A iniciativa do Brasil também reflete a busca por estabelecer novas regras para a tributação de multinacionais e big techs, sendo essa uma prioridade na agenda do G20, visando a justiça fiscal em uma economia cada vez mais digitalizada. A reforma proposta busca não ao mesmo tempo alinhar o país às melhores práticas e acordos internacionais e corrigir ineficiências e disparidades do sistema atual, movendo-se em direção a um modelo mais justo e sustentável de tributação corporativa.

No entanto, embora a adoção de alíquotas globais sobre lucros corporativos alinhe o Brasil a uma tendência internacional e possa trazer benefícios em termos de justiça fiscal, há preocupações pertinentes quanto ao impacto dessa medida no ambiente de investimentos no país. A carga tributária direta sobre empresas no Brasil, sem considerar subsídios e deduções, é relativamente alta, situando-se em torno de 34%. Portanto, a redução dessa carga juntamente com o fim dos subsídios seria uma ação positiva, estimulando o reinvestimento e a atração de novos capitais, essenciais para o crescimento econômico e desenvolvimento tecnológico.

As mudanças na tributação de empresas e seus riscos

A reforma tributária proposta pelo governo atual busca endereçar importantes questões de equidade no sistema tributário brasileiro, especialmente no que tange à carga tributária enfrentada por empresas de diferentes setores. Uma das principais metas dessa reforma é reduzir as distorções geradas pelas diversas alíquotas efetivas pagas por multinacionais de diferentes áreas, que resultam em uma competição desigual e favorecem certas indústrias em detrimento de outras. Essas distorções não apenas comprometem a justiça fiscal, mas também afetam a eficiência econômica, ao redirecionar as decisões de investimento das empresas para a busca de subsídios no país.

No entanto, é fundamental que o esforço para aumentar a equidade entre as empresas, corrigindo essas distorções, não seja utilizado como pretexto para um aumento geral da carga tributária. Atualmente, empresas brasileiras sem acesso a subsídios específicos enfrentam uma alíquota geral relativamente alta, de aproximadamente 34%[1], uma das maiores entre as economias emergentes. Este nível elevado de tributação direta sobre as empresas tem implicações significativas para a capacidade das empresas de investir, inovar e expandir, sendo um fator limitante para o crescimento econômico e a competitividade internacional do Brasil.

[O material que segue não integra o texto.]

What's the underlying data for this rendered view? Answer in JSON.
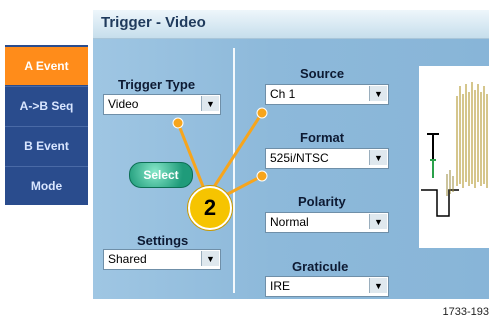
{
  "title": "Trigger - Video",
  "tabs": [
    {
      "label": "A Event",
      "active": true
    },
    {
      "label": "A->B Seq",
      "active": false
    },
    {
      "label": "B Event",
      "active": false
    },
    {
      "label": "Mode",
      "active": false
    }
  ],
  "trigger_type": {
    "label": "Trigger Type",
    "value": "Video"
  },
  "select_button": "Select",
  "settings": {
    "label": "Settings",
    "value": "Shared"
  },
  "source": {
    "label": "Source",
    "value": "Ch 1"
  },
  "format": {
    "label": "Format",
    "value": "525i/NTSC"
  },
  "polarity": {
    "label": "Polarity",
    "value": "Normal"
  },
  "graticule": {
    "label": "Graticule",
    "value": "IRE"
  },
  "callout": "2",
  "caption": "1733-193",
  "colors": {
    "active_tab": "#ff8c1a",
    "nav": "#2a4c8d",
    "panel": "#8db9da",
    "callout": "#f6c400",
    "lines": "#f7a51c"
  }
}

O gráfico abaixo mostra a carga tributária sobre rendas corporativas como percentual do PIB em diversos países da OCDE. O Brasil encontra-se na quinta posição, acima de países como Japão e Irlanda, e abaixo de outros quatro: Chile, Coréia do Sul, Nova Zelândia e Colômbia.

Fonte: OCDE e Receita Federal

Diversos estudos na literatura econômica investigam o impacto da carga tributária sobre empresas no comportamento empresarial e na economia como um todo. A maior parte dos estudos apontam para a necessidade de se limitar as alíquotas corporativa, especialmente em contextos como o Brasil, onde a média global dos impostos sobre empresas é relativamente alta.

Ohrn (2018) demonstra que, nos Estados Unidos, uma redução de 1 ponto percentual nas taxas de imposto corporativo resulta em um aumento de 4,7% no investimento em relação ao capital instalado, além de influenciar positivamente a distribuição de dividendos e reduzir o endividamento das empresas. Esse efeito estimulante sobre o investimento, semelhante ao provocado por uma depreciação acelerada, sugere que cortes na carga tributária corporativa podem ser uma ferramenta eficaz para incentivar a expansão empresarial e a renovação do parque industrial.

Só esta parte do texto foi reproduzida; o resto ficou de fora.